Workmen's Compensation Appeal Board v. Fischer

Opinion by

Judge Wilkinson,

Claimant-appellant was employed as a salesman for employer-appellee when, on October 9, 1962, his back was injured in a compensable accident. He was paid total disability payments for 65 weeks. On January 8, 1964, employer-appellee filed a petition to terminate benefits which, on January 24, 1964, was amended to a petition to modify benefits from total disability to partial disability. Thereafter followed a long period of on-again off-again negotiations between the parties, examinations by doctors, taking of depositions, appointment of an impartial physician and, finally, a referee’s decision on December 5, 1973. By this time, the employer, who had begun making partial disability payments instead of total disability payments in January, 1964, had paid out the full 356 weeks of benefits permitted for partial disability *185under the then applicable provisions of The Pennsylvania Workmen’s Compensation Act, Act of June 2, 1915, P. L. 736, as amended, 77 P. S. §1, et seq.

The referee terminated the compensation effective September 30, 1970, the date that the 350-week period of partial disability payments expired, for the stated reason that the claimant had “capriciously refused and continued to refuse during the entire period said partial disability had to run” reasonable medical and hospital treatment offered by the employer. The Workmen’s Compensation Appeal Board affirmed on September 24, 1974. While the Board seems to have treated the petition before it as a petition to terminate rather than the amended petition to modify, it affirmed on the same grounds as stated in the referee’s opinion. Claimant has appealed to us.

Were we to reach the issue of refusal of medical services,1 we would have some difficulty finding support in the record for the conclusion reached by the referee and the Board. We must, however, reverse for another reason.

It is settled that the burden is on the party seeking to modify the compensation agreement to establish that the degree of disability has changed. Van Horn v. Workmen’s Compensation Appeal Board, 12 Pa. Commonwealth Ct. 473, 316 A.2d 686 (1974). When the sought after modification is a reduction from total disability to partial disability, a necessary part of the employer’s burden is to show that partial disability work is available. Barrett v. Otis Elevator Company, 431 Pa. 446, 246 A.2d 668 (1968); Petrone v. Moffat Coal Company, 427 Pa. 5, 233 A.2d 891 (1967). Judge Crumlish, speaking for this Court, covered this squarely in Connolly v. Campbell, 8 Pa. Commonwealth Ct. 99, 301 A.2d 109 (1973). No such showing was ever attempted by the *186employer here and, therefore, the employer has failed to carry its burden of establishing a change from total disability.

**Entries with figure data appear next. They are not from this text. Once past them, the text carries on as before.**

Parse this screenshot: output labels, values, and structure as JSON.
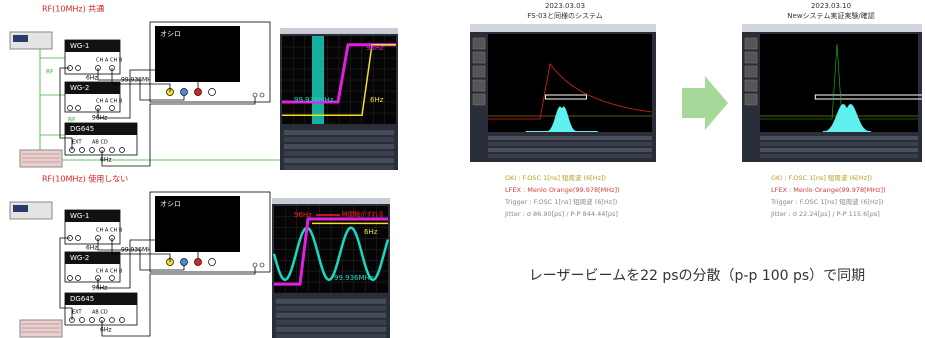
{
  "setups": [
    {
      "title": "RF(10MHz) 共通",
      "wg1": "WG-1",
      "wg1_ch_a": "CH A",
      "wg1_ch_b": "CH B",
      "wg1_freq": "6Hz",
      "wg1_out": "99.936MHz",
      "rf_labels": [
        "RF",
        "RF"
      ],
      "wg2": "WG-2",
      "wg2_ch_a": "CH A",
      "wg2_ch_b": "CH B",
      "wg2_freq": "96Hz",
      "dg": "DG645",
      "dg_ext": "EXT",
      "dg_ports": "AB CD",
      "dg_freq": "6Hz",
      "scope": "オシロ"
    },
    {
      "title": "RF(10MHz) 使用しない",
      "wg1": "WG-1",
      "wg1_ch_a": "CH A",
      "wg1_ch_b": "CH B",
      "wg1_freq": "6Hz",
      "wg1_out": "99.936MHz",
      "rf_labels": [],
      "wg2": "WG-2",
      "wg2_ch_a": "CH A",
      "wg2_ch_b": "CH B",
      "wg2_freq": "96Hz",
      "dg": "DG645",
      "dg_ext": "EXT",
      "dg_ports": "AB CD",
      "dg_freq": "6Hz",
      "scope": "オシロ"
    }
  ],
  "captures": [
    {
      "labels": [
        "96Hz",
        "99.936MHz",
        "6Hz"
      ]
    },
    {
      "labels": [
        "96Hz",
        "時間軸がずれる",
        "6Hz",
        "99.936MHz"
      ]
    }
  ],
  "results": [
    {
      "date": "2023.03.03",
      "title": "FS-03と同様のシステム",
      "lines": [
        "GKI : F.OSC 1[ns] 短周波 (6[Hz])",
        "LFEX : Menlo Orange(99.978[MHz])",
        "Trigger : F.OSC 1[ns] 短周波 (6[Hz])",
        "Jitter : σ 86.90[ps] / P-P 844.44[ps]"
      ]
    },
    {
      "date": "2023.03.10",
      "title": "Newシステム実証実験/確認",
      "lines": [
        "GKI : F.OSC 1[ns] 短周波 (6[Hz])",
        "LFEX : Menlo Orange(99.978[MHz])",
        "Trigger : F.OSC 1[ns] 短周波 (6[Hz])",
        "Jitter : σ 22.24[ps] / P-P 115.6[ps]"
      ]
    }
  ],
  "summary": "レーザービームを22 psの分散（p-p 100 ps）で同期"
}
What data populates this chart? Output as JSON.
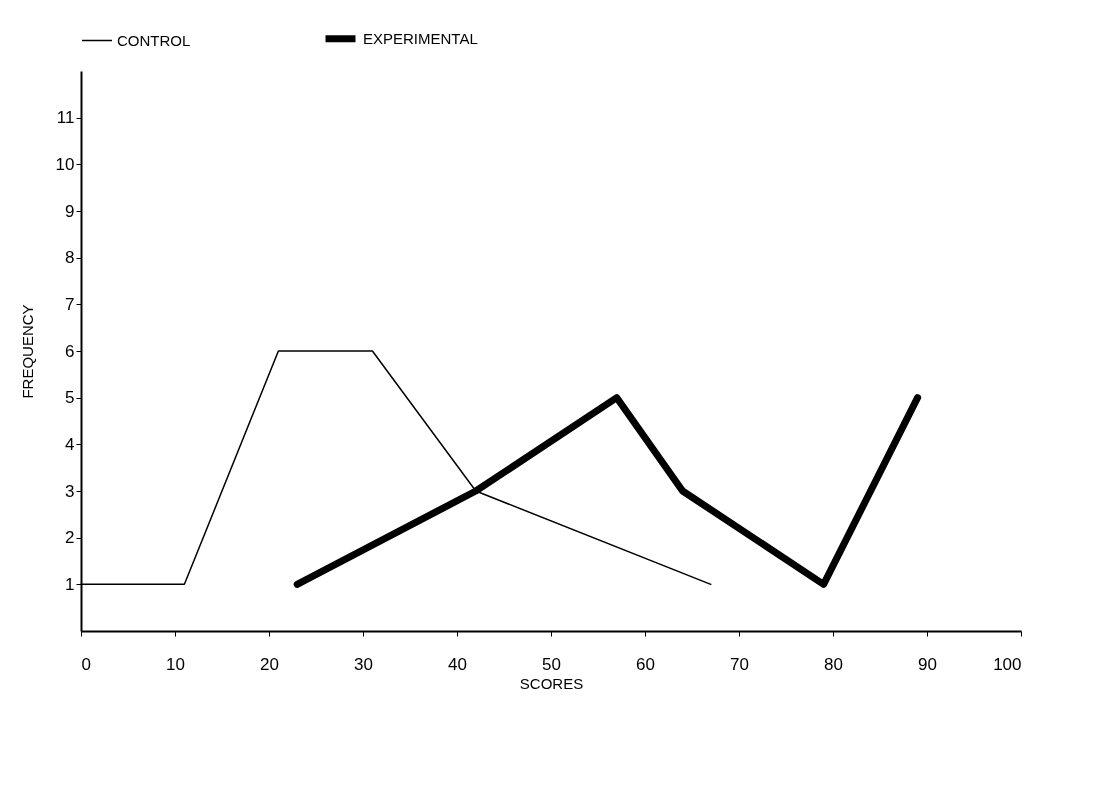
{
  "chart_data": {
    "type": "line",
    "xlabel": "SCORES",
    "ylabel": "FREQUENCY",
    "xlim": [
      0,
      100
    ],
    "ylim": [
      0,
      12
    ],
    "xticks": [
      0,
      10,
      20,
      30,
      40,
      50,
      60,
      70,
      80,
      90,
      100
    ],
    "yticks": [
      1,
      2,
      3,
      4,
      5,
      6,
      7,
      8,
      9,
      10,
      11
    ],
    "grid": false,
    "legend": "top",
    "marker": "none",
    "line_style": "solid",
    "series": [
      {
        "name": "CONTROL",
        "color": "#000000",
        "x": [
          0,
          11,
          21,
          31,
          42,
          67
        ],
        "values": [
          1,
          1,
          6,
          6,
          3,
          1
        ]
      },
      {
        "name": "EXPERIMENTAL",
        "color": "#000000",
        "x": [
          23,
          42,
          57,
          64,
          79,
          89
        ],
        "values": [
          1,
          3,
          5,
          3,
          1,
          5
        ]
      }
    ]
  }
}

A review of the record raises a very serious question as to whether claimant-appellant, on the merits, was ever entitled to compensation. However, such a question could not be raised properly and was not raised in this petition to terminate or modify.

Accordingly, we enter the following

Order

Now, July 9, 1975, the order of the Workmen’s Compensation Appeal Board, dated September 24, 1974, terminating benefits to Samuel S. Fisher, effective September 30, 1970, is reversed. The record is remanded to the Board for a determination of the amount of compensation due claimant, together with interest thereon at the rate of six percent per annum, from the date that each payment was due, all within the limitations of The Pennsylvania Workmen’s Compensation Act.

. Section 306(e) of The Workmen’s Compensation Act, 77 P. S. §531 (Supp. 1974-1975).